Quase nove meses após o país ver, impotente, chamas destruírem o Museu Nacional no Rio de Janeiro, o incêndio está longe de ser controlado.

Assim como viraram cinzas 200 anos de pesquisas, que resultaram no mais importante acervo de história natural e antropologia da América Latina, a ciência brasileira vem sendo alvo de um "modus operandi" que tenta reduzi-la a pó. Como se não fosse o conhecimento o pilar estrutural de uma nação e uma das capacidades que garantem o desenvolvimento e a previsibilidade do futuro de um país. É o conhecimento que permite aos homens melhorar as condições de vida das pessoas.

O desprezo pelo que é estudado, elaborado e conceituado encontra-se em patamar poucas vezes visto mesmo nos períodos mais sombrios. Em graves momentos de arbítrio, perseguiram-se inimigos por convicção ideológica ou política, inclusive por se reconhecer o poder do conhecimento.

Com o fim do pleito de 2018, a produção científica brasileira ficou sob forte ameaça. Os ataques constantes à universidade pública e, particularmente, às ciências humanas, o corte em orçamentos que financiam a pesquisa e o decreto pelo qual se pretende extinguir dezenas de conselhos participativos são reveladores não só de ações que buscam minar o patrimônio técnico-científico nacional, mas de um governo que tem alçado a ignorância como valor, incitado o ódio ao pensamento e ridicularizado a inteligência.

O discurso e as práticas das forças políticas ascendentes sobre a educação brasileira, base para a produção de conhecimento, tecnologia e inovação, estão atrelados à ausência de um projeto nacional para o país e da própria consciência do papel da ciência nesse processo.

Não é por acaso que o segundo ministro da Educação deste governo demonstra desconhecimento sobre uma ciência formadora de uma nação e trata a antropologia como uma "profissão menor" para um filho de agricultores em comparação a atividades mais "objetivas", como a veterinária. Ao contrário do que se dissemina sem nenhuma evidência, a ciência brasileira contribui muito com o país, em especial dentro da universidade pública. O trabalho de antropólogos e de muitos outros pesquisadores serviu e serve de matéria-prima para a construção do Brasil como uma nação.

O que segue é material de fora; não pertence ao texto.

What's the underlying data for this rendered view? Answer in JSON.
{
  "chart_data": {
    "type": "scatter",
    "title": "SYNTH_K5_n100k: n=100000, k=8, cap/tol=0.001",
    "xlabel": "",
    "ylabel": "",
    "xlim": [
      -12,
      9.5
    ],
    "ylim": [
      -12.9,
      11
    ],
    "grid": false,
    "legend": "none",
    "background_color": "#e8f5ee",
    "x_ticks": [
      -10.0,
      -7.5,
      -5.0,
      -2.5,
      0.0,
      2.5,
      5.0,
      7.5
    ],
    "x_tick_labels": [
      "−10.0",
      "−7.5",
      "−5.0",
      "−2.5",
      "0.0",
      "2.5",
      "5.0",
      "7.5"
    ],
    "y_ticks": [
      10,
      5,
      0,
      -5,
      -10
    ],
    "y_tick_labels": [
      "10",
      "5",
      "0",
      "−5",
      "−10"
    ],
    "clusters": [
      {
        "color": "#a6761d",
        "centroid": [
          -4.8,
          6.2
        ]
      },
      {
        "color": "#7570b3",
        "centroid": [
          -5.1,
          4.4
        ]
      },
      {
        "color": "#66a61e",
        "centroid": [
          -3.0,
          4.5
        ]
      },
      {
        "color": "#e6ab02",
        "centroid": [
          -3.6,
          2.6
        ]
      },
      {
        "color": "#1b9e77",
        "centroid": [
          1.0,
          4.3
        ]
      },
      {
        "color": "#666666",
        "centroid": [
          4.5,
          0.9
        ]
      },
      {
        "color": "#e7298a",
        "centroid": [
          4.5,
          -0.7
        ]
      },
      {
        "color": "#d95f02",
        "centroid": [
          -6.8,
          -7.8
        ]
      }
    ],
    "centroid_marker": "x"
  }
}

A profissão de antropólogo consiste em pesquisar, analisar e enfrentar problemas nacionais como a desigualdade social, a vulnerabilidade de povos e populações como índios, quilombolas, mulheres, negros e LGBTQ, além dos altos índices de violência no campo e na cidade. 

O resultado dessa prática é suporte para instituições estatais, governamentais, não governamentais, órgãos como Ministério Público, elaboração de políticas públicas, criação e aplicação do direito. Seu instrumental também combate à violação de direitos da pessoa humana, assim como oferece diferentes modos de resolução de conflitos que envolvem violência familiar, de gênero, racismo, homofobia e transfobia. 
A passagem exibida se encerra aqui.